Brian T. Maurer
Cell 2 Soul. 2005 Spring; 1(1):a13
Today I am up early; the bedside clock reads 4:30AM.
I suppose it might have been my toe that woke me up. I banged it on the bottom of the pool while swimming at the YMCA last week. It turned black and blue, and it still burns like fire when brushed up against the bed sheets.
In another three hours I will waken my oldest daughter from a fitful sleep. We will load her luggage into the back of my station wagon and drive her across town to catch her ride back to college in Pennsylvania. This is the final semester of her senior year. She'll be graduating in May. She's already started looking for a job, making some preliminary contacts and posting her resume online.
We can all tell when it's time for her to return to school. Suddenly she gets easily upset. Little things bother her, and tempers flare. "Has anyone seen my black slacks? I can't find them anywhere! Emily, did you take them? Where is my blue CD case? Did you move it when you cleaned, Mom? Of course I need it now! I borrowed those CD's from friends, and I have to give them back." She storms through the house, working herself up into a fit of frenzy.
A few hours from now, when I drop her off to catch her ride, she will hug me and there will be tears in her eyes. For her, transitions don't come easy.

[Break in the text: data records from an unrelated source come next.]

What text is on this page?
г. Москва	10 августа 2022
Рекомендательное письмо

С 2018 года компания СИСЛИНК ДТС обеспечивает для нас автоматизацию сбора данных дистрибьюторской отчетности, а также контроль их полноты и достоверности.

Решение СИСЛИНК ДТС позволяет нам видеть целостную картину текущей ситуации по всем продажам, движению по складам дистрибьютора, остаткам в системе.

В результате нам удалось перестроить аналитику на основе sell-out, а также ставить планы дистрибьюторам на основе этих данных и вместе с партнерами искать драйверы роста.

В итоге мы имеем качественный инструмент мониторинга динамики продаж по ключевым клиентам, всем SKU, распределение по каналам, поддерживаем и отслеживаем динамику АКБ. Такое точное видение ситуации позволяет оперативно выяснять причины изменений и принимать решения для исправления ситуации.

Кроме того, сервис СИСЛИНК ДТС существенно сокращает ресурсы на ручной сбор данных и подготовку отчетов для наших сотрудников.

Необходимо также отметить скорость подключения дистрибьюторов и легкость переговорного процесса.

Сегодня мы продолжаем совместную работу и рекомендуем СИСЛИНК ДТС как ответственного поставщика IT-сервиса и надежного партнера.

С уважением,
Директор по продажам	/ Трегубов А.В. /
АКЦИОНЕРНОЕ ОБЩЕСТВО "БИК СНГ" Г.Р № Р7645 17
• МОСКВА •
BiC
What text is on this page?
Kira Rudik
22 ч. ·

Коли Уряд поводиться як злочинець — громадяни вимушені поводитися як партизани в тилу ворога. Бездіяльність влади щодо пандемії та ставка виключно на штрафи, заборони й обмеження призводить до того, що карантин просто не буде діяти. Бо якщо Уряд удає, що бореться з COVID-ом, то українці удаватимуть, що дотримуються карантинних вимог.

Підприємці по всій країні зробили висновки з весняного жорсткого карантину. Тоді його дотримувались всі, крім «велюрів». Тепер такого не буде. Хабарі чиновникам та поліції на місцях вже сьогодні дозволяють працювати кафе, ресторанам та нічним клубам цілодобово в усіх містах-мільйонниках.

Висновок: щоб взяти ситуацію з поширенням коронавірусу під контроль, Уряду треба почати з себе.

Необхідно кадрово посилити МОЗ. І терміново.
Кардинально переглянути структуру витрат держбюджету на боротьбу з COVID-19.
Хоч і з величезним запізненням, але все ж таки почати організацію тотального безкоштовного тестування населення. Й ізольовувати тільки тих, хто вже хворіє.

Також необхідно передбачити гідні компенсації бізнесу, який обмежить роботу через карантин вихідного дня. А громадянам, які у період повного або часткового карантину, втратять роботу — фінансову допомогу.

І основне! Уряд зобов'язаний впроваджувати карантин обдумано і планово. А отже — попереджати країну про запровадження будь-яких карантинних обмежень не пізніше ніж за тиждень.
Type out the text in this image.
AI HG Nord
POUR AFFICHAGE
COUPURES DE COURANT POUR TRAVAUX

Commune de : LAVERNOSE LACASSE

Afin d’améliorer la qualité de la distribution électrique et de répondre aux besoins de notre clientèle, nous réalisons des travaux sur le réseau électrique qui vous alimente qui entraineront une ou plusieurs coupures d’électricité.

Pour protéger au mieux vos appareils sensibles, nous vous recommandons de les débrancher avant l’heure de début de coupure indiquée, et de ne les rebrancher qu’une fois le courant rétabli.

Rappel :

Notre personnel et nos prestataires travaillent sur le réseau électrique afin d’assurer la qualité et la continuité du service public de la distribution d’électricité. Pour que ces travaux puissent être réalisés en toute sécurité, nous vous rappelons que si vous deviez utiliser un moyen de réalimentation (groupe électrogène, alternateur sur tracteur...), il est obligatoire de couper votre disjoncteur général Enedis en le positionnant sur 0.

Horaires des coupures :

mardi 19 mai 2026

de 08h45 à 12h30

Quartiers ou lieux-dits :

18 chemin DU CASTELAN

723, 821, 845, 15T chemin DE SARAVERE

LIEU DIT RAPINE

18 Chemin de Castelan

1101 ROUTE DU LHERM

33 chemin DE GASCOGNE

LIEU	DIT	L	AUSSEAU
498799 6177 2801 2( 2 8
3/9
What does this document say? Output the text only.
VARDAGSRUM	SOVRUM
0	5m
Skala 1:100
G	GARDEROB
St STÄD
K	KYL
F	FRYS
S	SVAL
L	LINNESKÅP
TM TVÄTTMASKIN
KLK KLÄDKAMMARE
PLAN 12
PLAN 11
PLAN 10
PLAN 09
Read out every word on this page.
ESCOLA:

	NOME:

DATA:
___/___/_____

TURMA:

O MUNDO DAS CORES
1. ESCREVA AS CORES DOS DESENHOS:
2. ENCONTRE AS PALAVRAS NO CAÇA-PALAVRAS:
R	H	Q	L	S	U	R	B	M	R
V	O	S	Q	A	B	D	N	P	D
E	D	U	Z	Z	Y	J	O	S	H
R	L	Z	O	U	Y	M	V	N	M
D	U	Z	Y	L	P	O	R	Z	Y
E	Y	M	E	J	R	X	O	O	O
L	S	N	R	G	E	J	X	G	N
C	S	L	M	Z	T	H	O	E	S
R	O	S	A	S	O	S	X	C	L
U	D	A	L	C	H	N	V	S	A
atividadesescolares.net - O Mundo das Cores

Our only granddaughter came over yesterday morning for a visit. We gave her the presents that had accumulated under the tree over the Christmas holiday. We told her they were for her birthday, which we had missed this year as well. Since her mother got married last summer and moved away to Long Island, we don't see them that much anymore. Necessary losses, I suppose. Still, they aren't easy to take.
Tomorrow morning the wife of a good friend will go to the hospital for a mastectomy. Her doctors gave her a choice: have the procedure and be done with it, or a lumpectomy followed by chemotherapy or radiation. The cancer hasn't metastasized as yet; a mastectomy would be curative. So she negotiated a trade: one breast for her life. A necessary loss--but one not easy to bear.
Our lives are full of comings and goings. For each thing we try to hang on to, we are forced to give something else up. Necessary losses, to be sure; but no one ever said they were easy to handle.
Now that I think of it, perhaps it wasn't my toe that woke me up this morning after all. It may have been a different kind of pain. The sort of pain that comes from anticipating a necessary loss, one that still waits in the morning wings.